Esse levantamento deixou claro que, no Brasil, estamos distantes de sermos capazes de lidar de maneira adequada com um número tão elevado de diagnósticos, especialmente levando em consideração a faixa etária estabelecida pelos órgãos responsáveis no país para realização de rastreamento.
O termo “rastreamento mamográfico” refere-se aos exames realizados em mulheres assintomáticas durante um intervalo específico para detectar precocemente o câncer de mama. As diretrizes para esse procedimento costumam variar globalmente e, no Brasil, não há uma recomendação única das autoridades de saúde.
Enquanto a OMS e a Sociedade Brasileira de Mastologia sugerem mamografias anuais para mulheres com mais de 40 anos, o Ministério da Saúde, alinhado com o Instituto Nacional do Câncer (Inca), recomenda o exame a cada dois anos e acima dos 50 anos.
Em países onde o rastreamento mamográfico é eficaz, observa-se um aumento nos diagnósticos de câncer de mama, detectados progressivamente mais precocemente.

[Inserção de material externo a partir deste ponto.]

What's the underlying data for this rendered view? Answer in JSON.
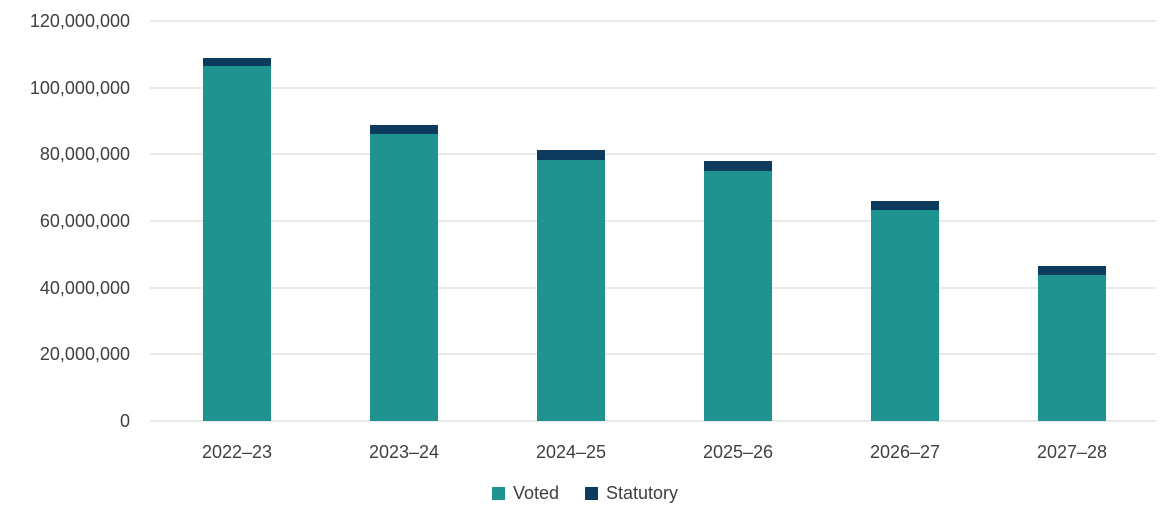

Como resultado, as taxas de mortalidade tendem a diminuir.
Porém, não é esse cenário que observamos no Brasil. Os estudos demonstram que as taxas de cobertura mamográfica nunca atingiram a média proposta pela OMS de 70% (em mulheres acima dos 40 anos, anualmente). Com a pandemia, elas sofreram uma queda significativa – de 23%, em 2019, para 20,5%, nos anos de 2021 a 2022. Isso segundo o Panorama pré COVID-19.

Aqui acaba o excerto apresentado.